新素材を手がけるのは、​​人工合成クモ糸素材で知られる国内のバイオベンチャーSpiber(スパイバー)だ。

Spiber代表の関山和秀氏は、新素材について「簡単に言うと、(植物由来の糖類をエネルギーにする)微生物を使った発酵プロセスで作った、タンパク質の素材だ」と説明する。今回の新製品のようにウール素材やデニム素材など、さまざまな素材に(質感を)寄せられるという特徴がある。

Spiber代表の関山和秀氏。

Spiber代表の関山和秀氏。

写真提供:ゴールドウイン

関山氏は従来の動物素材に関しては、「動物性の繊維は山羊や羊から作られることが多い。山羊や羊は反芻動物でゲップを出す。動物性の繊維は生産の規模自体はさほど大きくないが、温暖化に与えるインパクトはすごく大きい」と説明する。

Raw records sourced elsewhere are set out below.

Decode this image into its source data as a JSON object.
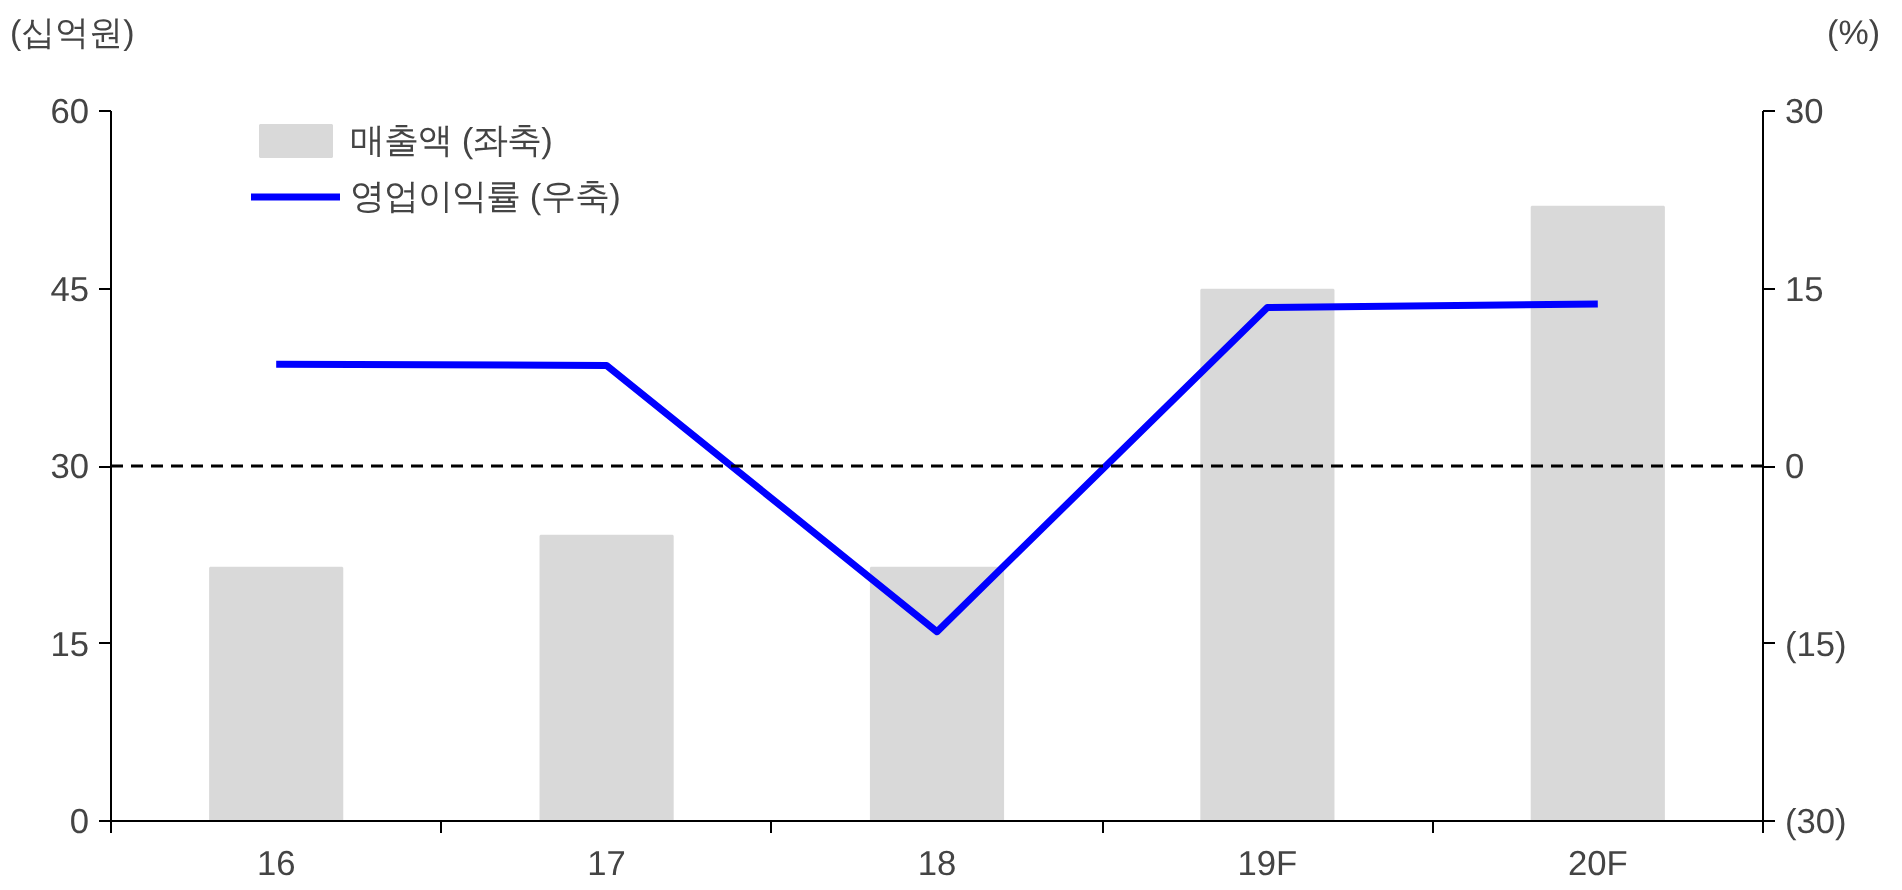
{
  "chart_data": {
    "type": "bar",
    "ylabel": "(십억원)",
    "y2label": "(%)",
    "categories": [
      "16",
      "17",
      "18",
      "19F",
      "20F"
    ],
    "series": [
      {
        "name": "매출액 (좌축)",
        "color": "#d9d9d9",
        "values": [
          21.4,
          24.1,
          21.4,
          44.9,
          51.9
        ]
      },
      {
        "name": "영업이익률 (우축)",
        "type": "line",
        "axis": "y2",
        "color": "#0000ff",
        "values": [
          8.6,
          8.5,
          -14.0,
          13.4,
          13.7
        ]
      }
    ],
    "ylim": [
      0,
      60
    ],
    "yticks": [
      0,
      15,
      30,
      45,
      60
    ],
    "y2lim": [
      -30,
      30
    ],
    "y2ticks": [
      {
        "value": -30,
        "label": "(30)"
      },
      {
        "value": -15,
        "label": "(15)"
      },
      0,
      15,
      30
    ],
    "ref_lines": [
      {
        "axis": "y2",
        "value": 0,
        "color": "#000000",
        "line_style": "dashed"
      }
    ],
    "legend": "top left",
    "grid": false
  }
}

新素材については「カシミアと比べれば、温室効果ガスの排出量はだいたい数分の1以下に抑えられる。素材を作るときに使う水の量も数分の1で済む。河川や海洋への不栄養化も影響をおよぼしにくいと分かり始めている」と語った。

タンパク質新素材の課題は「価格」

ゴールドウイン 代表取締役社長 渡辺貴生氏

ゴールドウイン社長の渡辺貴生氏。

写真提供:ゴールドウイン

ゴールドウインの渡辺氏は、ロシアによるウクライナ侵攻を念頭に、「新たに人による争いの脅威が世界を襲っている」と前置きして次のように語った。

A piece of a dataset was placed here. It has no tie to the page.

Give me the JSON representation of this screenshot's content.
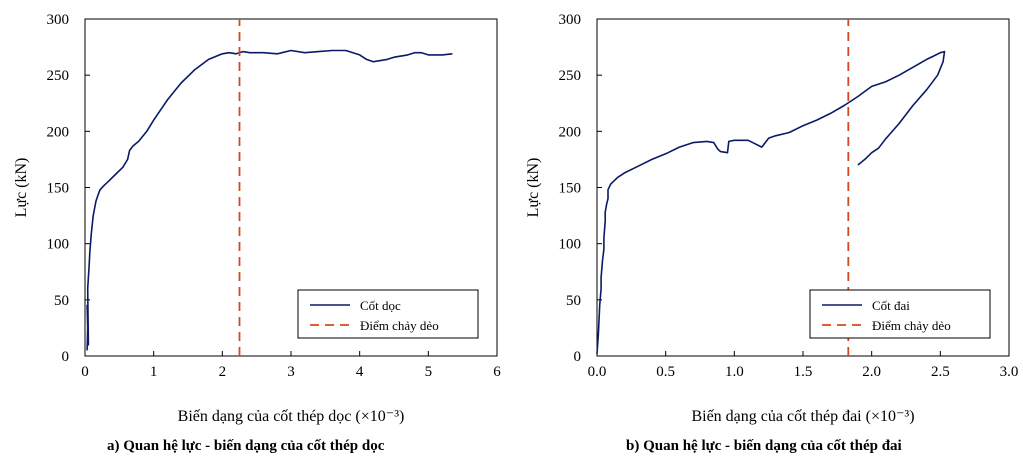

「今こそ、目先の利益ではなく、企業としてのスタンスを明確に示していかなければならない」

「われわれも小さな動物の毛皮を使って製品を作ってきたことは事実だ。もはやそういう時代ではない。私も『利益を最大化しろ』とは言わない。世の中にとってプラスかどうか、といった価値観が大切なのではないか」

環境負荷が低い、新素材の採用にあたっての課題は「価格帯」だ。

渡辺氏は新製品の価格帯はまだ決まっていないものの、スリーレイヤージャケットが約15万円になるという見通しを示した。記者からは価格帯が高いのではないかという疑問の声もあがった。

渡辺氏は「われわれももう少し多くの人々が買いやすい価格にしたい。量産化のステージが早く進めば進むほど価格が下がっていく」と回答する。

関山氏は「20年先、30年先には普通の方が普通に着られる材料になる。それぐらいの時間がかかると思う」と補足した。